SOLITON INTERACTION OF THE ZAKHAROV-KUZNETSOV EQUATIONS IN PLASMA DYNAMICS

In this paper we investigate the constant-and variable-coefficient Zakharov-Kuznetsov (ZK) equations respectively for the electrostatic solitons and two-dimensional ion-acoustic waves obliquely propagating in the inhomogeneous magnetized two-ion-temperature dusty plasmas. By virtue of the symbolic computation and Hirota method, new bilinear forms and N-soliton solutions are both derived. Asymptotic analysis on two-soliton solutions indicates that the soliton interaction is elastic. Propagation characteristics and interaction behavior of the solitons are discussed via graphical analysis.
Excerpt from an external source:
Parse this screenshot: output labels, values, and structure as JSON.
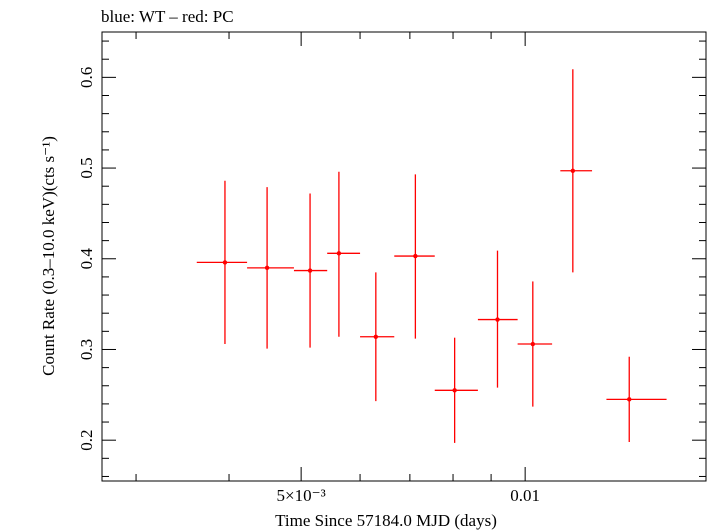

Effects of the dispersive and disturbed coefficients are analyzed. For the constant-coefficient ZK equation, amplitude of the one soliton becomes larger when the absolute value of dispersive coefficient B increases, while interaction between the two solitons varies with the product of B and disturbed coefficient C: when BC > 0, two solitons are always parallel, or they interact with each other that way. For the variable-coefficient ZK equation, periodical soliton arises when the disturbed coefficient gamma(t) is a periodical function, and periods of the solitons are inversely correlated to the period of gamma(t).